The human p53 gene is involved in almost all cancers, and its regulatory machinery is often dysfunctional in carcinogenesis. The p53 prototypical negative regulator, Mouse Double Minute (Mdm2), is often overexpressed through amplification in cancers carrying a wild-type p53 allele, causing a massive depletion of p53 and aberrant cell proliferation [1,2,3]. Similarly, the other homolog, Mdm4, plays a critical role in the relationship and will be reviewed here [4,5]. A further development is the involvement of p53 in the tumor microenvironment (TME), especially in the function of innate immune cells, which secrete critical cytokines. Moreover, Mdm2 has been identified as a biomarker for resistance to checkpoint inhibitors [6,7]. The current study reviews progress in drug development activities targeting the p53-Mdm2/Mdm4 interface.
This study was conducted by using the Google Scholar search engine using the following terms: p53/mdm2/Mdm4 complex, Mdm2 overexpression, Mdm4 overexpression, and drugs targeting Mdm2/mdm2. The status of drugs was similarly searched through the same search engine, often by adding “clinical trial” to the drug’s name.
The primary aim of this review is to assess the drugability of the p53-Hdm2/Hdm4 interface and the status of current drug development endeavors.

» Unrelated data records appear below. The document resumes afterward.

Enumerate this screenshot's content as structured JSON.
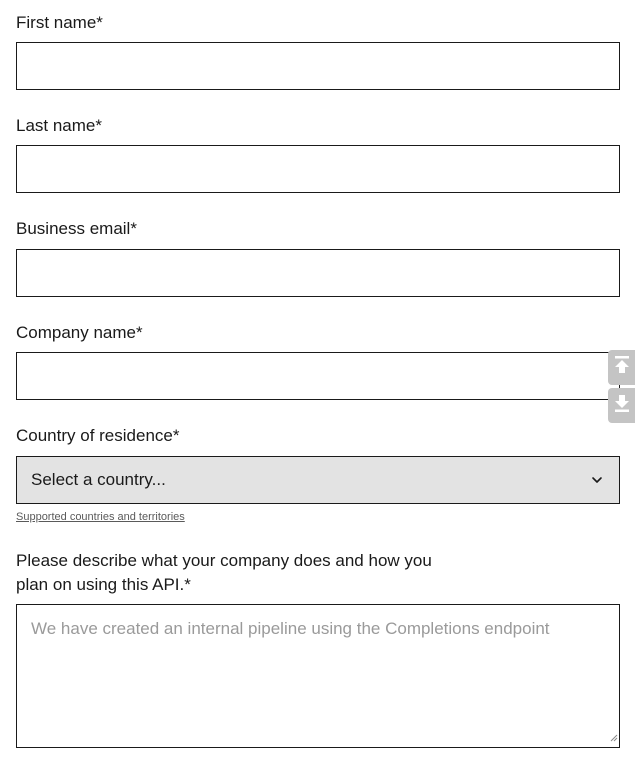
{
  "form": {
    "first_name": {
      "label": "First name*",
      "value": ""
    },
    "last_name": {
      "label": "Last name*",
      "value": ""
    },
    "business_email": {
      "label": "Business email*",
      "value": ""
    },
    "company_name": {
      "label": "Company name*",
      "value": ""
    },
    "country": {
      "label": "Country of residence*",
      "selected": "Select a country...",
      "helper_link": "Supported countries and territories",
      "icon": "chevron-down-icon"
    },
    "description": {
      "label": "Please describe what your company does and how you plan on using this API.*",
      "placeholder": "We have created an internal pipeline using the Completions endpoint",
      "value": ""
    }
  },
  "scroll_controls": {
    "up_icon": "scroll-to-top-icon",
    "down_icon": "scroll-to-bottom-icon"
  },
  "colors": {
    "border": "#1a1a1a",
    "select_bg": "#e3e3e3",
    "placeholder": "#9a9a9a",
    "scroll_widget": "#c4c4c4"
  }
}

2. The Genomic Structure of Hdm2, Hdm4, and p53

The human p53 gene is in chromosome 17p13.1 and is translated into multiple splice isoforms encoding proteins whose specific functions are yet to be comprehensively elucidated. The human Mouse Double Minute (Hdm2) gene in chromosome 12q14.3-q15 encodes a protein with critical functional domains as a negative regulator of p53 together, operating in a feedback loop since Hdm2 is also a p53 transcriptional target [8,9]. These domains include a p53 binding region (p53BD), an acidic region, a Zinc finger motif, and a RING finger domain. The RING domain has E3 ligase activity that is critical for catalyzing the ubiquitination and degradation of the p53 protein by the proteasome. The Hdm4 gene is in chromosome 1q32 and encodes a protein similar in structure to Hdm2, retaining the ability to bind to and inhibit the transactivation of p53 but lacking the E3 ligase activity. Instead, the Hdm4 protein is reported to stabilize the p53-Hdm2 complex and enhance Hdm2 E3 ligase activity by binding to Hdm2 [10,11].
The location of these genes on different chromosomes suggests differences in their regulatory arrangements. Interestingly, the expression of p53 and Hdm2 is regulated by a set of two promoters each, an arrangement conserved in vertebrates and invertebrates. Such a regulatory mechanism could also determine different spatiotemporal expression patterns of these proteins. Extensive studies of the Hdm2 promoters and, to some extent, the Hdm4 promoters, reveal a complex diversity of regulatory configurations [12]. This scenario has critical implications for drug discovery and development since the drugs may target different types of cancer. Therefore, this paper will review the regulatory settings and structure–function relationships of these three genes and their encoded proteins as a background to their functional roles.
The genomic organization of Hdm2 and Hdm4 genes is identical, except that the Hdm2 promoter region contains p53 response elements. Although on different chromosomes, the conserved genomic structure of Hdm2 and Hdm4, such as conserved intronic-exonic junctions and amino acid residues, suggests a common evolution [13]. Molecular studies from the discovery of Hdm4 have shown that the expression of the transcripts and proteins of p53, Hdm2, and Hdm4 are the same in all tested tissues [13,14]. Under general circumstances, Hdm4 inhibits the transactivation of Hdm2 by binding to the N-terminal domain of p53. However, upon DNA damage and ribosomal stress, Hdm4 preferentially promotes the transactivation of Hdm2 by p53 to other targets, such as p21 [15]. A widely investigated strategy, which has led to innovative drug discoveries, is targeting the p53-Hdm2/Hdm2 interface to reactivate wild-type and mutant p53 (Figure 1).
Although these genes are expressed in all cells, subcellular spatiotemporal expression patterns are reported. For example, Hdm2 is localized in the nucleus in unperturbed cells, whereas Hdm4 is in the cytoplasm [16]. Hdm2−/− and Hdm4−/− mice are embryonic lethal, a phenotype that can be rescued by simultaneous p53 deletion. Furthermore, the E3 ligase activity in Hdm2 is essential, as its deletion is sufficient to produce embryonic lethality [17]. Moreover, the two structural homologs are non-redundant inhibitors of p53 because neither can compensate for the other’s loss during embryonic development. In addition to indicating that they have distinct functions, the evidence shows that, in some instances, they act synergistically to regulate p53 [18]. Notably, heterozygosity does not rescue the Mdmd2−/− phenotype, but a hypomorphic allele of p53 lacking the proline-rich domain does not rescue an Hdm2 null phenotype in contrast to Hdm4 [18]. These studies show that Hdm2 and Hdm4 have independent roles in some circumstances and settings.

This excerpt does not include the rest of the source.